One exercise that I recommend the data team run regularly is what I call "Decisions Made Without Data." It's pretty simple. Every quarter we kept a list of decisions that the broader team made without data.
For example, while at Gojek a question emerged whether or not paying drivers more quickly drove driver retention. At the time we weren't tracking the proper data to inform this question. Someone had come up with a threshold based on their own intuition and rationale. Uncovering that decision made without data led us to start tracking some new things in the data so that we could confirm speed of payment did drive retention and develop specific product and marketing initiatives around it.
The exercise helps you uncover things that you either overlooked, didn't anticipate, or changed in the business. To be clear, I'm not saying that everything must be decided only when data is available. The reality of any fast-growing company is that some decisions will need to be made without data. But the list helps uncover situations where we lacked data that could have been helpful in a key decision.
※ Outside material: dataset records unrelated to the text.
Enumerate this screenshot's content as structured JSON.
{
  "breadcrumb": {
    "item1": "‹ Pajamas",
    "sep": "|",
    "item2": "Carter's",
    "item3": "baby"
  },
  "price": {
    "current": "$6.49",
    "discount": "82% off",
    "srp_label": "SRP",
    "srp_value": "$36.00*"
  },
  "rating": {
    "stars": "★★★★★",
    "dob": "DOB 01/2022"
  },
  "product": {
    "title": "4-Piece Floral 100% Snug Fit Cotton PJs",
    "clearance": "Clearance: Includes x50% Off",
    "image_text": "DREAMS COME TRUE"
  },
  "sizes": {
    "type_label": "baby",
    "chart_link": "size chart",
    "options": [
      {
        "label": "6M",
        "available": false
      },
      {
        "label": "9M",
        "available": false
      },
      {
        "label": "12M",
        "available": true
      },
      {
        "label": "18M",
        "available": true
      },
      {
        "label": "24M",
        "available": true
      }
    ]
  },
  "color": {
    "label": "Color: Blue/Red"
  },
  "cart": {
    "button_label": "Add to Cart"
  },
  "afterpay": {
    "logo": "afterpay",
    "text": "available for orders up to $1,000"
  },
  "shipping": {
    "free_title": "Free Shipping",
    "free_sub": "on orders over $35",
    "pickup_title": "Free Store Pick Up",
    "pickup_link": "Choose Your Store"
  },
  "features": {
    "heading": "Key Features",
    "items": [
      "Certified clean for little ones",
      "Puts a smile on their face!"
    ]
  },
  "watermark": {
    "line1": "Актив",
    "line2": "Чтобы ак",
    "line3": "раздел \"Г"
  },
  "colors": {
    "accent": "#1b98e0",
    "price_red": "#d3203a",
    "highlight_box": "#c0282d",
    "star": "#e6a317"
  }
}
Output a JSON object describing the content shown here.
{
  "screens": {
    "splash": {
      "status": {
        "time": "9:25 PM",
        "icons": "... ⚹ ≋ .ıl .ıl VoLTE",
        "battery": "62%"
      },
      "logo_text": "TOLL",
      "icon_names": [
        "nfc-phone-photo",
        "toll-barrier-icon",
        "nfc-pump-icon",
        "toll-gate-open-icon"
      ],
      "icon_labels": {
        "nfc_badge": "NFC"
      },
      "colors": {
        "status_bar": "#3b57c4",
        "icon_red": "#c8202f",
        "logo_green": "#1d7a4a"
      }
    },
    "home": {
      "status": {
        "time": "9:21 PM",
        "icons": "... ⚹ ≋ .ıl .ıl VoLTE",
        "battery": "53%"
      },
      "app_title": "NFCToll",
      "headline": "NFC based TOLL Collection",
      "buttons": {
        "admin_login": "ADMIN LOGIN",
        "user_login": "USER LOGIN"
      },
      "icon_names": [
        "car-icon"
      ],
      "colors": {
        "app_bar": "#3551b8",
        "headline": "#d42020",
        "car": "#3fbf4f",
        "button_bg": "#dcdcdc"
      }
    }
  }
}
Ongoing Signals of Success
Creating an excellent system of data in an organization is always an ongoing effort of iteration. When you are working on internal tooling and systems where your customer is another set of employees vs the end customer for the company, you don't have the visceral feedback of revenue or other metrics to tell you whether you are doing a bad, good, or great job. Here are some signals you can use to understand how things are going:
- There is a single person who knows how to do tracking; no one else knows how to write the event specs themselves.
- Data analysts are needed to do basic analysis around key goals and objectives. Event names and property names are duplicated, in multiple casings (e.g. Sign up and Sign Up).
- The number of decisions made with out data each quarter is growing.
- Usage of the analytics tools is low.
- When new features and products get added, event tracking isn't updated to reflect the new paths.
- Funnel data is logically impossible (e.g. more users doing Step 2 than Step 1).
- Lots of teams are using the event tracking sheet and analytics tool (track usage of your tools like you track usage of your product).
- Other teams are contributing and trying to track new parts of the product development.
- The event tracker gets updated as new features/ways of doing things in the app are implemented.
- It's easier for a business team to pull the data from the analytics platform than to write transactional queries to find the answers to their questions.
- Event tracking is embedded within your regular setting of team goals and objectives to make sure the team is armed with the proper information.
- Teams further and further away from the development process (i.e. customer support) are using the tooling on a regular basis without tons of detailed training.
- Even when the product has a major redesign, the event tracking is able to leverage the original event names and properties logic.
- Teams can put their money behind it: The event tracking can be trusted to segment users and allocate user incentives (e.g. referrals, discounts, promotions).